What It's Like To See A Naturopath
Dr. Miki and I agree on a lot of things. One of the fundamental things we agree upon is that we need to see and be with our patients in order to help them get healthier. We both feel strongly that without regular follow-up visits it is impossible for us to manage difficult and chronic cases. We also agree that we don’t want to have to see our patients all the time. Those may sound like conflicting ideas so I’ll explain.
In the beginning of care, we both spend a great deal of time studying and working on a patient’s case. Outside of the initial two-hour visit, there are many hours spent on a case study, examining test results and preparing the patient’s treatment plan. It takes somewhere between four to six visits to really understand someone and their unique presentation of dis-ease. If you think about it, less than 10 hours to really understand someone isn’t bad!
During that time, we are trying out different treatments and modifying or “tweaking” a patient’s plan. Additionally, a second round of laboratory work is usually ordered. Once we dive into “the onion”, peel back the layers of the patient’s health, and begin to understand what really needs to be healed, it is necessary for us to see the patient on a regular basis.
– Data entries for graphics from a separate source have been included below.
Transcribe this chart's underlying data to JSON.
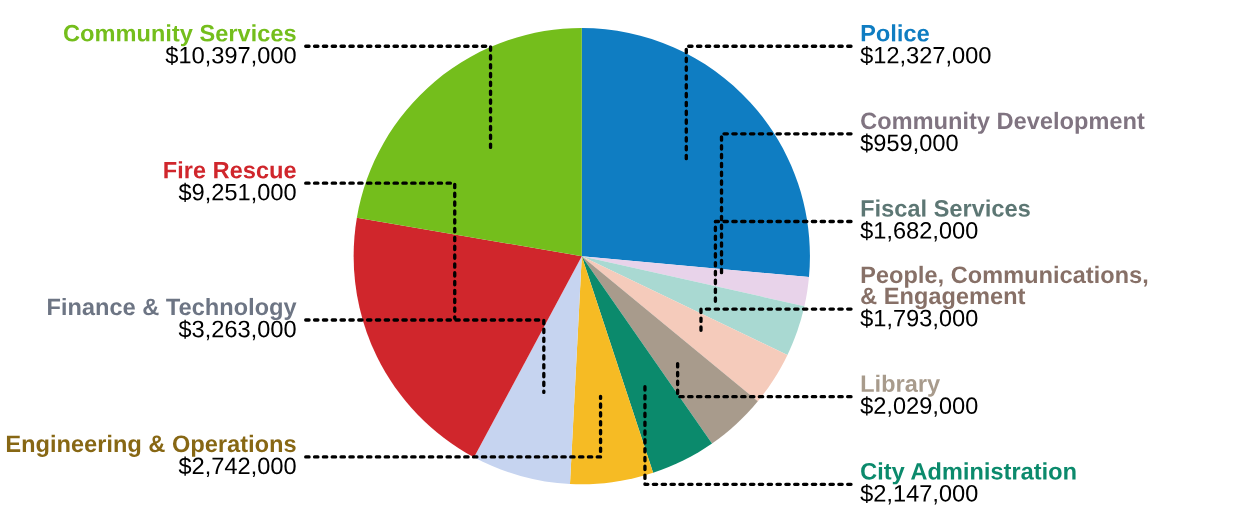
{
  "chart_data": {
    "type": "pie",
    "categories": [
      "Police",
      "Community Development",
      "Fiscal Services",
      "People, Communications,\n& Engagement",
      "Library",
      "City Administration",
      "Engineering & Operations",
      "Finance & Technology",
      "Fire Rescue",
      "Community Services"
    ],
    "values": [
      12327000,
      959000,
      1682000,
      1793000,
      2029000,
      2147000,
      2742000,
      3263000,
      9251000,
      10397000
    ],
    "value_labels": [
      "$12,327,000",
      "$959,000",
      "$1,682,000",
      "$1,793,000",
      "$2,029,000",
      "$2,147,000",
      "$2,742,000",
      "$3,263,000",
      "$9,251,000",
      "$10,397,000"
    ],
    "colors": [
      "#0f7dc2",
      "#e8d3ea",
      "#a9d9d2",
      "#f5cbbb",
      "#a89b8c",
      "#0b8a6c",
      "#f6bb24",
      "#c6d4f0",
      "#d0262c",
      "#74be1c"
    ]
  }
}
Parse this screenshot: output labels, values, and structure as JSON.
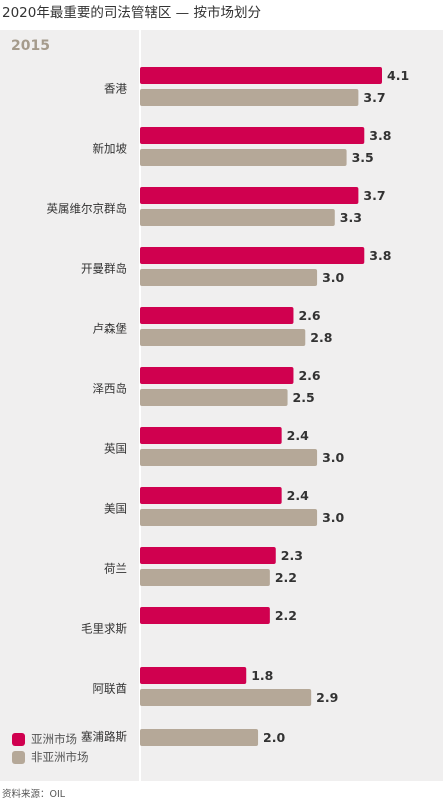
{
  "title": "2020年最重要的司法管辖区 — 按市场划分",
  "subtitle": "2015",
  "source": "资料来源：OIL",
  "colors": {
    "asia": "#d0004f",
    "non_asia": "#b5a898",
    "panel": "#f0efef"
  },
  "chart_data": {
    "type": "bar",
    "orientation": "horizontal",
    "title": "2020年最重要的司法管辖区 — 按市场划分",
    "subtitle": "2015",
    "categories": [
      "香港",
      "新加坡",
      "英属维尔京群岛",
      "开曼群岛",
      "卢森堡",
      "泽西岛",
      "英国",
      "美国",
      "荷兰",
      "毛里求斯",
      "阿联酋",
      "塞浦路斯"
    ],
    "series": [
      {
        "name": "亚洲市场",
        "color": "#d0004f",
        "values": [
          4.1,
          3.8,
          3.7,
          3.8,
          2.6,
          2.6,
          2.4,
          2.4,
          2.3,
          2.2,
          1.8,
          null
        ]
      },
      {
        "name": "非亚洲市场",
        "color": "#b5a898",
        "values": [
          3.7,
          3.5,
          3.3,
          3.0,
          2.8,
          2.5,
          3.0,
          3.0,
          2.2,
          null,
          2.9,
          2.0
        ]
      }
    ],
    "value_labels": {
      "asia": [
        "4.1",
        "3.8",
        "3.7",
        "3.8",
        "2.6",
        "2.6",
        "2.4",
        "2.4",
        "2.3",
        "2.2",
        "1.8",
        ""
      ],
      "non_asia": [
        "3.7",
        "3.5",
        "3.3",
        "3.0",
        "2.8",
        "2.5",
        "3.0",
        "3.0",
        "2.2",
        "",
        "2.9",
        "2.0"
      ]
    },
    "xlim": [
      0,
      4.1
    ],
    "legend": [
      {
        "name": "亚洲市场",
        "color": "#d0004f"
      },
      {
        "name": "非亚洲市场",
        "color": "#b5a898"
      }
    ],
    "legend_placement": "bottom-left",
    "grid": false
  }
}
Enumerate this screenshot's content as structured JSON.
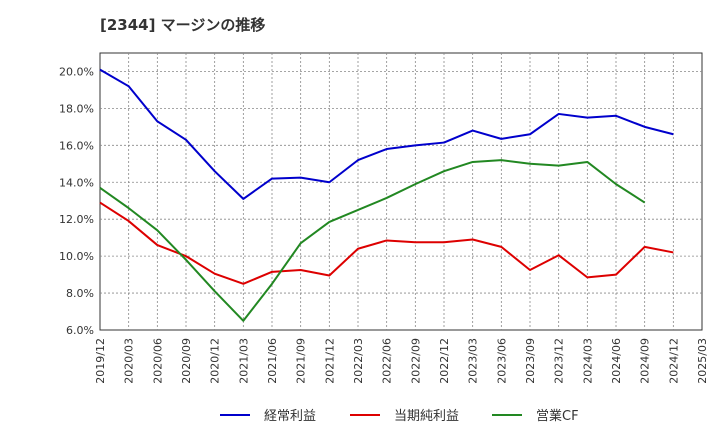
{
  "chart_data": {
    "type": "line",
    "title": "[2344]  マージンの推移",
    "xlabel": "",
    "ylabel": "",
    "ylim": [
      6.0,
      21.0
    ],
    "yticks": [
      "6.0%",
      "8.0%",
      "10.0%",
      "12.0%",
      "14.0%",
      "16.0%",
      "18.0%",
      "20.0%"
    ],
    "ytick_values": [
      6,
      8,
      10,
      12,
      14,
      16,
      18,
      20
    ],
    "categories": [
      "2019/12",
      "2020/03",
      "2020/06",
      "2020/09",
      "2020/12",
      "2021/03",
      "2021/06",
      "2021/09",
      "2021/12",
      "2022/03",
      "2022/06",
      "2022/09",
      "2022/12",
      "2023/03",
      "2023/06",
      "2023/09",
      "2023/12",
      "2024/03",
      "2024/06",
      "2024/09",
      "2024/12",
      "2025/03"
    ],
    "grid": true,
    "legend_position": "bottom",
    "series": [
      {
        "name": "経常利益",
        "color": "#0000cc",
        "values": [
          20.1,
          19.2,
          17.3,
          16.3,
          14.6,
          13.1,
          14.2,
          14.25,
          14.0,
          15.2,
          15.8,
          16.0,
          16.15,
          16.8,
          16.35,
          16.6,
          17.7,
          17.5,
          17.6,
          17.0,
          16.6,
          null
        ]
      },
      {
        "name": "当期純利益",
        "color": "#dd0000",
        "values": [
          12.9,
          11.9,
          10.6,
          10.0,
          9.05,
          8.5,
          9.15,
          9.25,
          8.95,
          10.4,
          10.85,
          10.75,
          10.75,
          10.9,
          10.5,
          9.25,
          10.05,
          8.85,
          9.0,
          10.5,
          10.2,
          null
        ]
      },
      {
        "name": "営業CF",
        "color": "#228822",
        "values": [
          13.7,
          12.6,
          11.4,
          9.8,
          8.1,
          6.5,
          8.5,
          10.7,
          11.85,
          12.5,
          13.15,
          13.9,
          14.6,
          15.1,
          15.2,
          15.0,
          14.9,
          15.1,
          13.9,
          12.9,
          null,
          null
        ]
      }
    ]
  }
}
After the initial round of visits, it takes time for a patient’s whole organism to change. Time is needed for a patient to make and successfully adapt to lifestyle changes. Time is also needed for physiological and biochemical changes to manifest in the body. This happens around the ninth month mark when a deep change in the patient’s health begins.
Unfortunately, many patients stop their regular visits when they reach this point. Their initial symptoms that caused them to seek care have disappeared and so, they may think, “Why go back to the doctor?”. The answer to this question is that symptoms are the last thing to arrive and the first thing to disappear. The soil that grew the pathology doesn’t begin to change until after the symptoms have disappeared. Dr. Miki and I both agree that it takes approximately 15 months of treatment to alter a patient’s terrain enough permanently erase the dis-ease. And so, it takes around two years to make a fundamental change in a person’s health.
After this two-year mark, we want to see our patients less and less. This is when a patient can move into a maintenance type of relationship with us. This type of relationship is when a patient comes in for follow-up visits three to four times a year. We monitor the evolving signs of health, we create a reinvigorating treatment plan, and we check labs to look for possibilities of new dis-ease that may be brewing. We believe that this is true preventative medicine.
Many of our patients choose to stop seeing us all together once their symptoms have subsided and then they show back up four, five, and sometimes even ten years later with a new dis-ease. Dr. Miki and I agree that we prefer to be partners with our patients in prevention of illness. We want our patients to be truly healthy. We want to see them a whole bunch at first to make that happen. And then, we want to see them only every once in a while.
“Suppression is the friend of impatience.”